Je vais voir ma marraine.
Chaque fois que j’entre dans cet hôpital où sont rassemblés un grand nombre de vieillards, un double sentiment m’agite :
Ma marraine est une femme actuellement d’une grande paix, qui vit les jours avec une sérénité parfaite, pleine de sourires, d’accueil. Sans jugement, avec bonté, elle reçoit ses visiteurs.
Cette femme qui, dit-on, était vêtue comme une gravure de mode lors de sa vie active, est maintenant habillée parfois sans goût ni grâce : pantoufles éculées, bas déchirés, pulls troués. Bref, cette « dame » a relativisé vraisemblablement toute chose et vit autrement un essentiel que je ne connais pas.
Mais lors de ma dernière visite, j’ai été bouleversé. Elle était bien peignée, mais son chignon était tressé au moyen de sa jarretière ! Ce n’est vraisemblablement pas elle qui a pu faire cela, mais le personnel.
Que ma marraine puisse s’entortiller sa jarretière dans les cheveux pour les faire tenir, cela m’a semblé le comble du dérisoire et du burlesque ! C’était la consommation du naufrage et je redoute que le personnel n’y ait contribué, à moins que, navigant habituellement avec ces bons vieillards, il ait sombré avec eux !

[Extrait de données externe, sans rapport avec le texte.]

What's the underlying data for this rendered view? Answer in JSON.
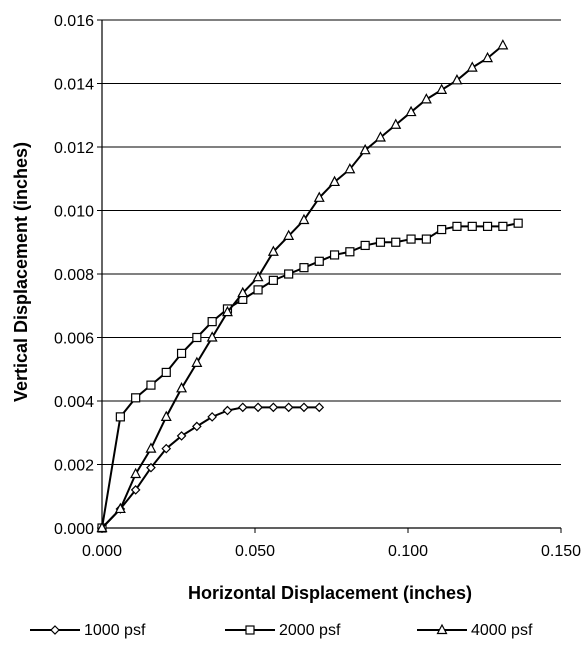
{
  "chart_data": {
    "type": "line",
    "title": "",
    "xlabel": "Horizontal Displacement (inches)",
    "ylabel": "Vertical Displacement (inches)",
    "xlim": [
      0,
      0.15
    ],
    "ylim": [
      0,
      0.016
    ],
    "x_ticks": [
      "0.000",
      "0.050",
      "0.100",
      "0.150"
    ],
    "y_ticks": [
      "0.000",
      "0.002",
      "0.004",
      "0.006",
      "0.008",
      "0.010",
      "0.012",
      "0.014",
      "0.016"
    ],
    "grid": "horizontal",
    "legend_position": "bottom",
    "series": [
      {
        "name": "1000 psf",
        "marker": "diamond",
        "x": [
          0.0,
          0.006,
          0.011,
          0.016,
          0.021,
          0.026,
          0.031,
          0.036,
          0.041,
          0.046,
          0.051,
          0.056,
          0.061,
          0.066,
          0.071
        ],
        "y": [
          0.0,
          0.0006,
          0.0012,
          0.0019,
          0.0025,
          0.0029,
          0.0032,
          0.0035,
          0.0037,
          0.0038,
          0.0038,
          0.0038,
          0.0038,
          0.0038,
          0.0038
        ]
      },
      {
        "name": "2000 psf",
        "marker": "square",
        "x": [
          0.0,
          0.006,
          0.011,
          0.016,
          0.021,
          0.026,
          0.031,
          0.036,
          0.041,
          0.046,
          0.051,
          0.056,
          0.061,
          0.066,
          0.071,
          0.076,
          0.081,
          0.086,
          0.091,
          0.096,
          0.101,
          0.106,
          0.111,
          0.116,
          0.121,
          0.126,
          0.131,
          0.136
        ],
        "y": [
          0.0,
          0.0035,
          0.0041,
          0.0045,
          0.0049,
          0.0055,
          0.006,
          0.0065,
          0.0069,
          0.0072,
          0.0075,
          0.0078,
          0.008,
          0.0082,
          0.0084,
          0.0086,
          0.0087,
          0.0089,
          0.009,
          0.009,
          0.0091,
          0.0091,
          0.0094,
          0.0095,
          0.0095,
          0.0095,
          0.0095,
          0.0096
        ]
      },
      {
        "name": "4000 psf",
        "marker": "triangle",
        "x": [
          0.0,
          0.006,
          0.011,
          0.016,
          0.021,
          0.026,
          0.031,
          0.036,
          0.041,
          0.046,
          0.051,
          0.056,
          0.061,
          0.066,
          0.071,
          0.076,
          0.081,
          0.086,
          0.091,
          0.096,
          0.101,
          0.106,
          0.111,
          0.116,
          0.121,
          0.126,
          0.131
        ],
        "y": [
          0.0,
          0.0006,
          0.0017,
          0.0025,
          0.0035,
          0.0044,
          0.0052,
          0.006,
          0.0068,
          0.0074,
          0.0079,
          0.0087,
          0.0092,
          0.0097,
          0.0104,
          0.0109,
          0.0113,
          0.0119,
          0.0123,
          0.0127,
          0.0131,
          0.0135,
          0.0138,
          0.0141,
          0.0145,
          0.0148,
          0.0152
        ]
      }
    ]
  }
}
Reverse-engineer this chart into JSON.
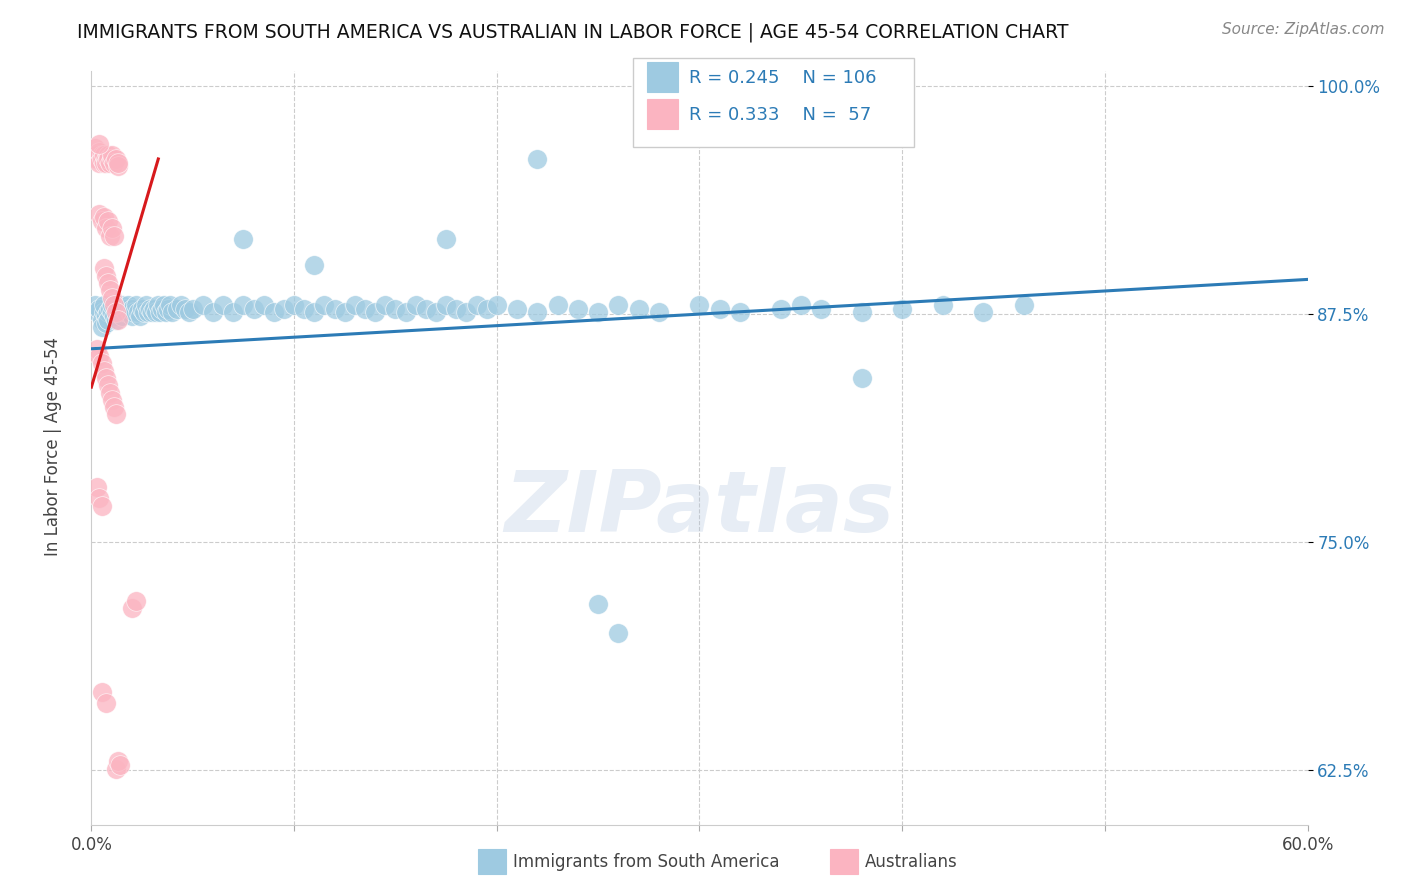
{
  "title": "IMMIGRANTS FROM SOUTH AMERICA VS AUSTRALIAN IN LABOR FORCE | AGE 45-54 CORRELATION CHART",
  "source": "Source: ZipAtlas.com",
  "ylabel": "In Labor Force | Age 45-54",
  "legend_label1": "Immigrants from South America",
  "legend_label2": "Australians",
  "R1": 0.245,
  "N1": 106,
  "R2": 0.333,
  "N2": 57,
  "xlim": [
    0.0,
    0.6
  ],
  "ylim": [
    0.595,
    1.008
  ],
  "blue_color": "#9ecae1",
  "pink_color": "#fbb4c1",
  "blue_line_color": "#2c7bb6",
  "pink_line_color": "#d7191c",
  "grid_color": "#cccccc",
  "background_color": "#ffffff",
  "watermark": "ZIPatlas",
  "blue_line_x0": 0.0,
  "blue_line_y0": 0.856,
  "blue_line_x1": 0.6,
  "blue_line_y1": 0.894,
  "pink_line_x0": 0.0,
  "pink_line_y0": 0.835,
  "pink_line_x1": 0.033,
  "pink_line_y1": 0.96,
  "blue_dots": [
    [
      0.002,
      0.88
    ],
    [
      0.003,
      0.876
    ],
    [
      0.004,
      0.878
    ],
    [
      0.005,
      0.872
    ],
    [
      0.005,
      0.868
    ],
    [
      0.006,
      0.876
    ],
    [
      0.006,
      0.88
    ],
    [
      0.007,
      0.874
    ],
    [
      0.007,
      0.87
    ],
    [
      0.008,
      0.876
    ],
    [
      0.008,
      0.872
    ],
    [
      0.009,
      0.878
    ],
    [
      0.01,
      0.876
    ],
    [
      0.01,
      0.88
    ],
    [
      0.011,
      0.874
    ],
    [
      0.012,
      0.872
    ],
    [
      0.013,
      0.878
    ],
    [
      0.014,
      0.876
    ],
    [
      0.015,
      0.88
    ],
    [
      0.015,
      0.874
    ],
    [
      0.016,
      0.878
    ],
    [
      0.017,
      0.876
    ],
    [
      0.018,
      0.88
    ],
    [
      0.019,
      0.876
    ],
    [
      0.02,
      0.878
    ],
    [
      0.02,
      0.874
    ],
    [
      0.021,
      0.876
    ],
    [
      0.022,
      0.88
    ],
    [
      0.023,
      0.876
    ],
    [
      0.024,
      0.874
    ],
    [
      0.025,
      0.878
    ],
    [
      0.026,
      0.876
    ],
    [
      0.027,
      0.88
    ],
    [
      0.028,
      0.876
    ],
    [
      0.029,
      0.878
    ],
    [
      0.03,
      0.876
    ],
    [
      0.031,
      0.878
    ],
    [
      0.032,
      0.876
    ],
    [
      0.033,
      0.88
    ],
    [
      0.034,
      0.876
    ],
    [
      0.035,
      0.878
    ],
    [
      0.036,
      0.88
    ],
    [
      0.037,
      0.876
    ],
    [
      0.038,
      0.878
    ],
    [
      0.039,
      0.88
    ],
    [
      0.04,
      0.876
    ],
    [
      0.042,
      0.878
    ],
    [
      0.044,
      0.88
    ],
    [
      0.046,
      0.878
    ],
    [
      0.048,
      0.876
    ],
    [
      0.05,
      0.878
    ],
    [
      0.055,
      0.88
    ],
    [
      0.06,
      0.876
    ],
    [
      0.065,
      0.88
    ],
    [
      0.07,
      0.876
    ],
    [
      0.075,
      0.88
    ],
    [
      0.08,
      0.878
    ],
    [
      0.085,
      0.88
    ],
    [
      0.09,
      0.876
    ],
    [
      0.095,
      0.878
    ],
    [
      0.1,
      0.88
    ],
    [
      0.105,
      0.878
    ],
    [
      0.11,
      0.876
    ],
    [
      0.115,
      0.88
    ],
    [
      0.12,
      0.878
    ],
    [
      0.125,
      0.876
    ],
    [
      0.13,
      0.88
    ],
    [
      0.135,
      0.878
    ],
    [
      0.14,
      0.876
    ],
    [
      0.145,
      0.88
    ],
    [
      0.15,
      0.878
    ],
    [
      0.155,
      0.876
    ],
    [
      0.16,
      0.88
    ],
    [
      0.165,
      0.878
    ],
    [
      0.17,
      0.876
    ],
    [
      0.175,
      0.88
    ],
    [
      0.18,
      0.878
    ],
    [
      0.185,
      0.876
    ],
    [
      0.19,
      0.88
    ],
    [
      0.195,
      0.878
    ],
    [
      0.2,
      0.88
    ],
    [
      0.21,
      0.878
    ],
    [
      0.22,
      0.876
    ],
    [
      0.23,
      0.88
    ],
    [
      0.24,
      0.878
    ],
    [
      0.25,
      0.876
    ],
    [
      0.26,
      0.88
    ],
    [
      0.27,
      0.878
    ],
    [
      0.28,
      0.876
    ],
    [
      0.3,
      0.88
    ],
    [
      0.31,
      0.878
    ],
    [
      0.32,
      0.876
    ],
    [
      0.34,
      0.878
    ],
    [
      0.35,
      0.88
    ],
    [
      0.36,
      0.878
    ],
    [
      0.38,
      0.876
    ],
    [
      0.4,
      0.878
    ],
    [
      0.42,
      0.88
    ],
    [
      0.44,
      0.876
    ],
    [
      0.46,
      0.88
    ],
    [
      0.075,
      0.916
    ],
    [
      0.11,
      0.902
    ],
    [
      0.175,
      0.916
    ],
    [
      0.22,
      0.96
    ],
    [
      0.25,
      0.716
    ],
    [
      0.26,
      0.7
    ],
    [
      0.38,
      0.84
    ]
  ],
  "pink_dots": [
    [
      0.002,
      0.966
    ],
    [
      0.003,
      0.962
    ],
    [
      0.003,
      0.96
    ],
    [
      0.004,
      0.964
    ],
    [
      0.004,
      0.958
    ],
    [
      0.005,
      0.962
    ],
    [
      0.005,
      0.96
    ],
    [
      0.006,
      0.958
    ],
    [
      0.006,
      0.962
    ],
    [
      0.007,
      0.96
    ],
    [
      0.007,
      0.958
    ],
    [
      0.008,
      0.962
    ],
    [
      0.008,
      0.96
    ],
    [
      0.009,
      0.958
    ],
    [
      0.01,
      0.96
    ],
    [
      0.01,
      0.962
    ],
    [
      0.011,
      0.958
    ],
    [
      0.012,
      0.96
    ],
    [
      0.013,
      0.956
    ],
    [
      0.013,
      0.958
    ],
    [
      0.004,
      0.93
    ],
    [
      0.005,
      0.926
    ],
    [
      0.006,
      0.928
    ],
    [
      0.007,
      0.922
    ],
    [
      0.008,
      0.926
    ],
    [
      0.009,
      0.918
    ],
    [
      0.01,
      0.922
    ],
    [
      0.011,
      0.918
    ],
    [
      0.006,
      0.9
    ],
    [
      0.007,
      0.896
    ],
    [
      0.008,
      0.892
    ],
    [
      0.009,
      0.888
    ],
    [
      0.01,
      0.884
    ],
    [
      0.011,
      0.88
    ],
    [
      0.012,
      0.876
    ],
    [
      0.013,
      0.872
    ],
    [
      0.003,
      0.856
    ],
    [
      0.004,
      0.852
    ],
    [
      0.005,
      0.848
    ],
    [
      0.006,
      0.844
    ],
    [
      0.007,
      0.84
    ],
    [
      0.008,
      0.836
    ],
    [
      0.009,
      0.832
    ],
    [
      0.01,
      0.828
    ],
    [
      0.011,
      0.824
    ],
    [
      0.012,
      0.82
    ],
    [
      0.003,
      0.78
    ],
    [
      0.004,
      0.774
    ],
    [
      0.005,
      0.77
    ],
    [
      0.02,
      0.714
    ],
    [
      0.022,
      0.718
    ],
    [
      0.005,
      0.668
    ],
    [
      0.007,
      0.662
    ],
    [
      0.012,
      0.626
    ],
    [
      0.013,
      0.63
    ],
    [
      0.014,
      0.628
    ],
    [
      0.004,
      0.968
    ]
  ]
}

Curieuse odyssée que l’histoire humaine. Après s’être arraché des chimères et des sirènes de la vie active, on atteint au paroxysme de la bouffonnerie, au point que seules les larmes peuvent exprimer le désarroi.
A moins d’un accident de la route – ou d’une maladie grave -, nous connaîtrons à notre tour cette situation où s’exprime un aspect de la réalité humaine.